Yury Yalovko, now 68, still a boy during the Leningrad blockade, remembers May 9, 1945, for a different sound.

"We were standing near Liteiny Bridge and watching the salute," Yavloko said. "Everybody was jumping around and whistling through their fingers. Suddenly, I discovered that I could make the same noise."

Yalovko lost 16 relatives during the blockade.

"My worst memory is that of my 25-year-old aunt being killed by a tiny bomb fragment during the shelling," he said. "She was running home to take her two young children to a shelter."

After his aunt's death, his grandmother and mother took the two children in to live with his family.

"I remember how each of us five children, living together, had a little knife, which we would use to cut our daily 125 grams of bread into tiny pieces, to make the eating process last longer," Yalovko said.

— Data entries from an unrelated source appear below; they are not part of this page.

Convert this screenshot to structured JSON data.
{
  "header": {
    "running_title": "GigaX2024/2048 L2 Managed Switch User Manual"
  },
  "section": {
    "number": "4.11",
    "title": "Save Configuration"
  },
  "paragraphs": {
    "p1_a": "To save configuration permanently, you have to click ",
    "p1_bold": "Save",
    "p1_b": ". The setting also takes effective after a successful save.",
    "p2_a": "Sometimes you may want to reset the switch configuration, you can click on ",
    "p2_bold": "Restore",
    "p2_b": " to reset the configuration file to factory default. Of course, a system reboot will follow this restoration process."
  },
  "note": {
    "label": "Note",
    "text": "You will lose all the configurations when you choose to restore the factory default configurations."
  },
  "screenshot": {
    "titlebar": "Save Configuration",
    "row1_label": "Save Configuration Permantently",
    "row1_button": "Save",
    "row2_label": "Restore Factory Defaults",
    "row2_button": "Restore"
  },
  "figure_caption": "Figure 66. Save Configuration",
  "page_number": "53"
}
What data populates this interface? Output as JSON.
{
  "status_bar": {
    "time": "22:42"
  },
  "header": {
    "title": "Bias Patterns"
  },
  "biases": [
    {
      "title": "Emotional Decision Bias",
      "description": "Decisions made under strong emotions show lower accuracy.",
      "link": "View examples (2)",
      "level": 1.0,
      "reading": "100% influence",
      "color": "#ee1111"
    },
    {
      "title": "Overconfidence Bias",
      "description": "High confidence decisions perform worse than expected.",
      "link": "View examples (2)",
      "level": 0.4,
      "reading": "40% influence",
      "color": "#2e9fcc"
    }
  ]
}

Tragically, both of the children that his family had taken in - aged three and five years, respectively -died of dysentery in the blockade.

Afonin, the 25-year-old sergeant serving in Berlin when the armistice was signed, said that the German capital also had much to do to rebuild.

"I think that many [Berliners] were themselves tired of Hitler and his regime and just wanted to live in peace," he said.

Afonin remained in Berlin until August that year, and one his fondest memories is not linked with the victory but with a defeat.

Not long after Victory Day, Afonin, who was leading a reconnaissance unit, was approached by a group of German men who suggested organizing a soccer match with the Russian soldiers.

"That was a little embarrassing," Afonin laughs. "Imagine, we, many already like we were in our forties, lost by an 8-0 score to the Germans."